Freya Newman: was she committing a criminal offence, or acting out in the public interest?
Freya Newman garnered significant support when she faced the Downing Centre facing charges after she hacked into the Whitehouse system and discovered that the scholarship given to Tony Abbott’s daughter came about in dubious circumstances.
Working in her part time job as a librarian at the Whitehouse institute, the UTS student accessed the institute’s system using the login details of another staff member.
She resigned immediately after uncovering the incriminating evidence.
The two sides of the debate are polarised: while many have expressed support and sympathy for Ms Newman, declaring her conduct should not even be liable to prosecution, the criminal justice system has another position.
Ms Newman has been charged with unauthorised access to restricted data, which is an offence under section 308H of the NSW Crimes Act.
Newman did not know she was breaking the law, let alone that her conduct would expose her to criminal charges and a maximum prison sentence of two years.
Ignorance of the law is no excuse, and police are pushing for a criminal conviction.
Ms Newman’s lawyer argues that a conviction should not be recorded against her name, as she has already been punished enough by being in the public eye and the backlash she has received.
While Ms Newman pleaded guilty, she has not yet been sentenced.
She will return to court on November 25 for sentencing.
Because the Whitehouse is not a public institution, Ms Newman is not protected by legislation that may otherwise have shielded her.
The Public Interest
Public interest intersects with the criminal justice system in several places.
According to prosecution policies, people should not be prosecuted if it is not in the public interest to do so, and acting for the benefit of the public may therefore override countervailing considerations that might push for punishment.

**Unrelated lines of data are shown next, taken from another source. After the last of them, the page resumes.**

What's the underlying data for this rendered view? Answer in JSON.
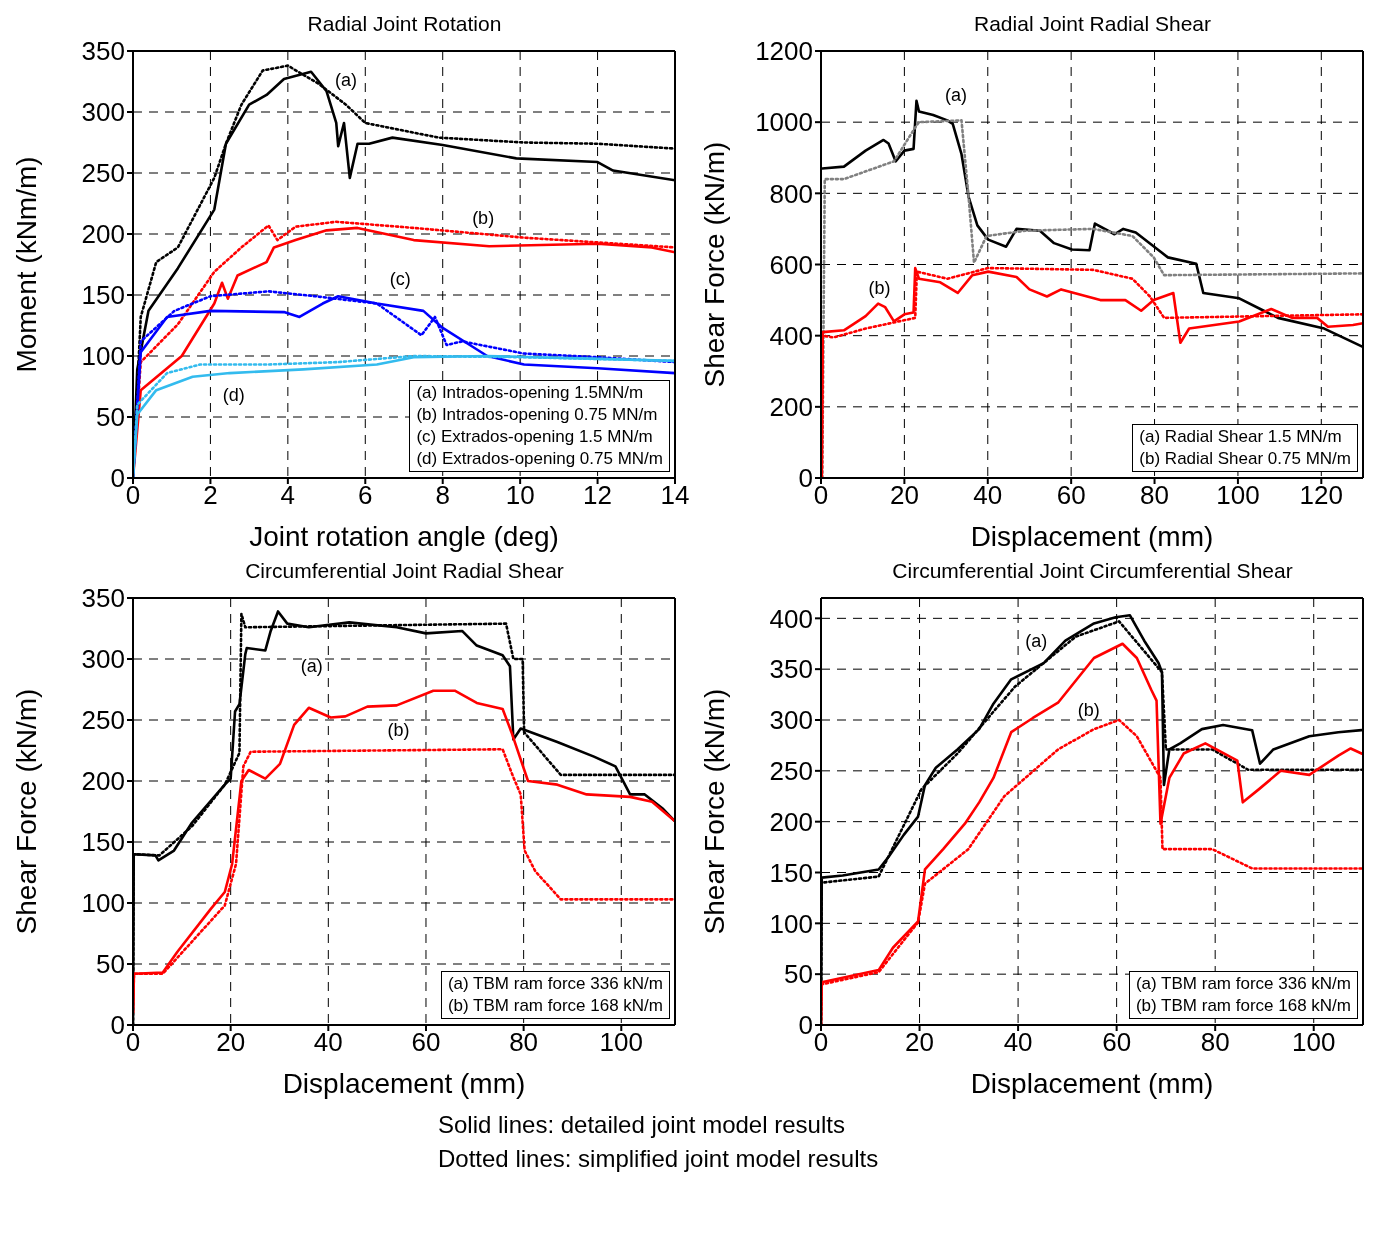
{
  "chart_data": [
    {
      "type": "line",
      "title": "Radial Joint Rotation",
      "xlabel": "Joint rotation angle (deg)",
      "ylabel": "Moment (kNm/m)",
      "xlim": [
        0,
        14
      ],
      "ylim": [
        0,
        350
      ],
      "xticks": [
        0,
        2,
        4,
        6,
        8,
        10,
        12,
        14
      ],
      "yticks": [
        0,
        50,
        100,
        150,
        200,
        250,
        300,
        350
      ],
      "grid": true,
      "series": [
        {
          "color": "#000000",
          "line_style": "solid",
          "x": [
            0,
            0.11,
            0.4,
            1.16,
            2.1,
            2.4,
            3.0,
            3.45,
            3.9,
            4.6,
            5.0,
            5.25,
            5.3,
            5.45,
            5.6,
            5.8,
            6.1,
            6.7,
            8.0,
            9.9,
            12.0,
            12.4,
            14
          ],
          "values": [
            0,
            89,
            137,
            172,
            220,
            274,
            306,
            314,
            327,
            333,
            317,
            291,
            272,
            291,
            246,
            274,
            274,
            279,
            273,
            262,
            259,
            252,
            244
          ]
        },
        {
          "color": "#000000",
          "line_style": "dotted",
          "x": [
            0,
            0.2,
            0.6,
            1.16,
            2.1,
            2.4,
            2.8,
            3.35,
            4.0,
            4.8,
            5.5,
            6.0,
            7.9,
            10.1,
            12,
            14
          ],
          "values": [
            0,
            132,
            177,
            189,
            246,
            274,
            306,
            334,
            338,
            323,
            306,
            291,
            279,
            275,
            274,
            270
          ]
        },
        {
          "color": "#ff0000",
          "line_style": "solid",
          "x": [
            0,
            0.2,
            1.26,
            2.1,
            2.3,
            2.45,
            2.7,
            3.45,
            3.64,
            4.2,
            5.0,
            5.8,
            7.25,
            9.2,
            12,
            13.4,
            14
          ],
          "values": [
            0,
            72,
            100,
            143,
            160,
            147,
            166,
            177,
            189,
            195,
            203,
            205,
            195,
            190,
            192,
            189,
            185
          ]
        },
        {
          "color": "#ff0000",
          "line_style": "dotted",
          "x": [
            0,
            0.2,
            1.16,
            2.1,
            2.8,
            3.5,
            3.73,
            4.2,
            5.25,
            7.25,
            10.1,
            14
          ],
          "values": [
            0,
            95,
            126,
            169,
            189,
            207,
            195,
            206,
            210,
            205,
            197,
            189
          ]
        },
        {
          "color": "#0000ff",
          "line_style": "solid",
          "x": [
            0,
            0.2,
            0.88,
            2.0,
            3.9,
            4.3,
            4.9,
            5.3,
            6.3,
            7.5,
            8.0,
            8.7,
            9.15,
            10.1,
            12,
            14
          ],
          "values": [
            0,
            103,
            132,
            137,
            136,
            132,
            143,
            149,
            143,
            137,
            123,
            109,
            100,
            93,
            90,
            86
          ]
        },
        {
          "color": "#0000ff",
          "line_style": "dotted",
          "x": [
            0,
            0.2,
            1.07,
            2.0,
            3.5,
            4.7,
            6.3,
            7.45,
            7.8,
            8.1,
            8.5,
            10.1,
            12,
            14
          ],
          "values": [
            0,
            112,
            137,
            149,
            153,
            149,
            143,
            117,
            132,
            109,
            112,
            102,
            99,
            95
          ]
        },
        {
          "color": "#33bbee",
          "line_style": "solid",
          "x": [
            0,
            0.11,
            0.6,
            1.54,
            2.5,
            4.4,
            6.3,
            7.25,
            9.15,
            14
          ],
          "values": [
            0,
            52,
            72,
            83,
            86,
            89,
            93,
            99,
            100,
            96
          ]
        },
        {
          "color": "#33bbee",
          "line_style": "dotted",
          "x": [
            0,
            0.11,
            0.88,
            1.73,
            3.45,
            5.3,
            7.25,
            10.1,
            14
          ],
          "values": [
            0,
            60,
            86,
            93,
            93,
            95,
            100,
            99,
            96
          ]
        }
      ],
      "annotations": [
        "(a) Intrados-opening 1.5MN/m",
        "(b) Intrados-opening 0.75 MN/m",
        "(c) Extrados-opening 1.5 MN/m",
        "(d) Extrados-opening 0.75 MN/m",
        "(a)",
        "(b)",
        "(c)",
        "(d)"
      ]
    },
    {
      "type": "line",
      "title": "Radial Joint Radial Shear",
      "xlabel": "Displacement (mm)",
      "ylabel": "Shear Force (kN/m)",
      "xlim": [
        0,
        130
      ],
      "ylim": [
        0,
        1200
      ],
      "xticks": [
        0,
        20,
        40,
        60,
        80,
        100,
        120
      ],
      "yticks": [
        0,
        200,
        400,
        600,
        800,
        1000,
        1200
      ],
      "grid": true,
      "series": [
        {
          "color": "#000000",
          "line_style": "solid",
          "x": [
            0.3,
            5.5,
            10.7,
            15,
            16.2,
            17.9,
            20,
            22.2,
            22.9,
            23.5,
            26.9,
            30.3,
            31.6,
            33.7,
            35.4,
            37.5,
            40.1,
            44.4,
            46.9,
            52.5,
            55.9,
            60.2,
            64.4,
            65.7,
            70.4,
            72.5,
            75.5,
            83.2,
            90,
            91.7,
            100.3,
            106.2,
            109.6,
            120.7,
            129.7
          ],
          "values": [
            870,
            875,
            920,
            950,
            940,
            890,
            920,
            925,
            1060,
            1030,
            1020,
            1005,
            995,
            910,
            790,
            710,
            670,
            650,
            700,
            695,
            660,
            642,
            640,
            715,
            685,
            700,
            690,
            620,
            602,
            520,
            505,
            470,
            450,
            420,
            370
          ]
        },
        {
          "color": "#808080",
          "line_style": "dotted",
          "x": [
            0.3,
            0.9,
            5.5,
            17.5,
            22.6,
            23.5,
            33.7,
            35.4,
            36.7,
            39.7,
            49,
            65.3,
            74.7,
            79.8,
            82.3,
            130
          ],
          "values": [
            0,
            840,
            840,
            890,
            985,
            1000,
            1005,
            790,
            605,
            680,
            695,
            700,
            680,
            620,
            570,
            575
          ]
        },
        {
          "color": "#ff0000",
          "line_style": "solid",
          "x": [
            0.2,
            0.4,
            5.5,
            10.7,
            13.7,
            15.4,
            17.5,
            20,
            22.2,
            22.6,
            23.5,
            28.6,
            32.8,
            36.3,
            40.1,
            46.9,
            50,
            54.2,
            57.6,
            67,
            73,
            76.8,
            79.8,
            84.5,
            86.2,
            88.3,
            100.3,
            108,
            113,
            119,
            121.6,
            127.6,
            130
          ],
          "values": [
            0,
            410,
            415,
            455,
            490,
            480,
            440,
            460,
            465,
            590,
            560,
            550,
            520,
            570,
            580,
            565,
            530,
            510,
            530,
            500,
            500,
            470,
            500,
            520,
            380,
            420,
            440,
            475,
            450,
            450,
            425,
            430,
            435
          ]
        },
        {
          "color": "#ff0000",
          "line_style": "dotted",
          "x": [
            0.2,
            0.4,
            3,
            10.7,
            22.6,
            23,
            30.3,
            40.1,
            65.3,
            74.7,
            78.9,
            82.3,
            130
          ],
          "values": [
            0,
            400,
            395,
            420,
            450,
            580,
            560,
            590,
            585,
            560,
            510,
            450,
            460
          ]
        }
      ],
      "annotations": [
        "(a) Radial Shear 1.5 MN/m",
        "(b) Radial Shear 0.75 MN/m",
        "(a)",
        "(b)"
      ]
    },
    {
      "type": "line",
      "title": "Circumferential Joint Radial Shear",
      "xlabel": "Displacement (mm)",
      "ylabel": "Shear Force (kN/m)",
      "xlim": [
        0,
        111
      ],
      "ylim": [
        0,
        350
      ],
      "xticks": [
        0,
        20,
        40,
        60,
        80,
        100
      ],
      "yticks": [
        0,
        50,
        100,
        150,
        200,
        250,
        300,
        350
      ],
      "grid": true,
      "series": [
        {
          "color": "#000000",
          "line_style": "solid",
          "x": [
            0,
            0.15,
            4.6,
            5.2,
            8.4,
            12.1,
            18.8,
            20,
            20.9,
            21.8,
            23,
            23.3,
            27.1,
            28.2,
            29.7,
            31.6,
            36,
            44.3,
            54,
            60,
            67.4,
            70.4,
            75.7,
            77.2,
            77.9,
            79.4,
            86.9,
            94.4,
            98.8,
            101.8,
            104.8,
            108.6,
            111
          ],
          "values": [
            0,
            140,
            139,
            135,
            143,
            166,
            197,
            202,
            257,
            263,
            304,
            309,
            307,
            323,
            339,
            329,
            326,
            330,
            326,
            321,
            323,
            311,
            303,
            294,
            234,
            243,
            232,
            220,
            212,
            189,
            189,
            177,
            167
          ]
        },
        {
          "color": "#000000",
          "line_style": "dotted",
          "x": [
            0,
            0.15,
            5.4,
            12.1,
            18.8,
            21.8,
            22.2,
            23,
            76.4,
            77.9,
            79.8,
            80.1,
            87.6,
            111
          ],
          "values": [
            0,
            140,
            139,
            163,
            197,
            223,
            337,
            326,
            329,
            300,
            300,
            240,
            205,
            205
          ]
        },
        {
          "color": "#ff0000",
          "line_style": "solid",
          "x": [
            0,
            0.2,
            6.1,
            9.1,
            15.9,
            18.8,
            20.3,
            22.2,
            23.7,
            27.1,
            30.1,
            33,
            36,
            40.5,
            43.5,
            48,
            54,
            61.5,
            65.9,
            70.4,
            75.7,
            77.5,
            80.9,
            86.9,
            92.9,
            101.8,
            106.3,
            111
          ],
          "values": [
            10,
            42,
            43,
            60,
            95,
            109,
            132,
            200,
            209,
            202,
            214,
            246,
            260,
            252,
            253,
            261,
            262,
            274,
            274,
            264,
            259,
            240,
            200,
            197,
            189,
            187,
            183,
            167
          ]
        },
        {
          "color": "#ff0000",
          "line_style": "dotted",
          "x": [
            0,
            0.2,
            6.1,
            18.8,
            21.1,
            22.6,
            24.1,
            75.7,
            77.9,
            79.4,
            80.2,
            82.4,
            87.6,
            111
          ],
          "values": [
            10,
            42,
            42,
            98,
            132,
            212,
            224,
            226,
            203,
            189,
            143,
            126,
            103,
            103
          ]
        }
      ],
      "annotations": [
        "(a) TBM ram force 336 kN/m",
        "(b) TBM ram force 168 kN/m",
        "(a)",
        "(b)"
      ]
    },
    {
      "type": "line",
      "title": "Circumferential Joint Circumferential Shear",
      "xlabel": "Displacement (mm)",
      "ylabel": "Shear Force (kN/m)",
      "xlim": [
        0,
        110
      ],
      "ylim": [
        0,
        420
      ],
      "xticks": [
        0,
        20,
        40,
        60,
        80,
        100
      ],
      "yticks": [
        0,
        50,
        100,
        150,
        200,
        250,
        300,
        350,
        400
      ],
      "grid": true,
      "series": [
        {
          "color": "#000000",
          "line_style": "solid",
          "x": [
            0,
            0.15,
            4.4,
            11.7,
            13.8,
            16.8,
            19.7,
            21.1,
            23.3,
            27.7,
            32.1,
            35,
            38.6,
            45.2,
            49.6,
            55.4,
            59.8,
            62.7,
            65.6,
            68.5,
            69.2,
            69.6,
            70.7,
            72.9,
            77.3,
            81.6,
            87.5,
            89.1,
            91.8,
            99.1,
            105,
            109.7
          ],
          "values": [
            0,
            145,
            147,
            153,
            166,
            187,
            205,
            236,
            253,
            271,
            291,
            316,
            340,
            356,
            378,
            395,
            401,
            403,
            378,
            356,
            347,
            236,
            271,
            277,
            291,
            295,
            290,
            257,
            271,
            284,
            288,
            290
          ]
        },
        {
          "color": "#000000",
          "line_style": "dotted",
          "x": [
            0,
            0.15,
            11.7,
            20.4,
            27.7,
            39.4,
            51.7,
            60.5,
            69.2,
            70,
            79.4,
            86.7,
            109.7
          ],
          "values": [
            0,
            140,
            146,
            232,
            267,
            333,
            382,
            397,
            347,
            271,
            271,
            251,
            251
          ]
        },
        {
          "color": "#ff0000",
          "line_style": "solid",
          "x": [
            0,
            0.15,
            11.7,
            14.6,
            19.7,
            21.1,
            24.8,
            29.2,
            32.1,
            35,
            38.6,
            43,
            48.1,
            55.4,
            61.2,
            64.1,
            67,
            68.1,
            68.9,
            70.7,
            73.6,
            78,
            84.5,
            85.6,
            88.9,
            93.3,
            99.1,
            105,
            107.5,
            109.7
          ],
          "values": [
            0,
            42,
            54,
            76,
            102,
            153,
            173,
            198,
            219,
            243,
            288,
            302,
            317,
            361,
            375,
            361,
            330,
            319,
            198,
            243,
            267,
            277,
            260,
            219,
            232,
            250,
            246,
            265,
            272,
            267
          ]
        },
        {
          "color": "#ff0000",
          "line_style": "dotted",
          "x": [
            0,
            0.15,
            11.7,
            19.7,
            21.1,
            29.9,
            37.2,
            48.1,
            55.4,
            60.5,
            64.1,
            68.9,
            69.3,
            79.4,
            87.5,
            109.7
          ],
          "values": [
            0,
            40,
            52,
            101,
            139,
            173,
            225,
            271,
            291,
            300,
            284,
            243,
            173,
            173,
            154,
            154
          ]
        }
      ],
      "annotations": [
        "(a) TBM ram force 336 kN/m",
        "(b) TBM ram force 168 kN/m",
        "(a)",
        "(b)"
      ]
    },
    {
      "type": "other",
      "annotations": [
        "Solid lines: detailed joint model results",
        "Dotted lines: simplified joint model results"
      ]
    }
  ]
}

Of course, whether or not revealing a particular piece of information is in the public interest is often subjective matter where different minds may come to different conclusions.
Some have argued that the ‘scholarship’, while questionable from a moral standpoint, was not illegal and therefore isn’t the sort of thing that should be covered by whistleblower protection.
What is whistleblower protection?
The idea behind whistleblower protection is to encourage those who see wrongdoing in the public sector taking place to come forward without having to risk their own jobs or other negative consequences.
Encouraging people to come forward means that wrongful behaviour is more likely be reported and appropriately investigated.
Australia’s protection of whistleblowers has been criticised as lagging in comparison with other G20 countries.
As the Newman case shows, those who divulge information about corruption at private institutions do not enjoy the same protection as public institutions.
Under the Public Disclosure Act 2013, public officers who report will be given anonymity and immunity both from civil and criminal liability as well as protection against any administrative action, including disciplinary action.
However, even the introduction of this law was not enough to allay all fears.
There are significant groups of people who are not protected, including those in the private sector and employees who are not public officers.
It is clear that there are policy reasons behind the decision to protect those who speak up and report wrongdoing, as well as policy reasons for limiting the protection.
As to the latter, the argument is that if the protection were too wide, privacy and commercial secrets could be unjustifiably compromised through unwarranted disclosures of trivial information.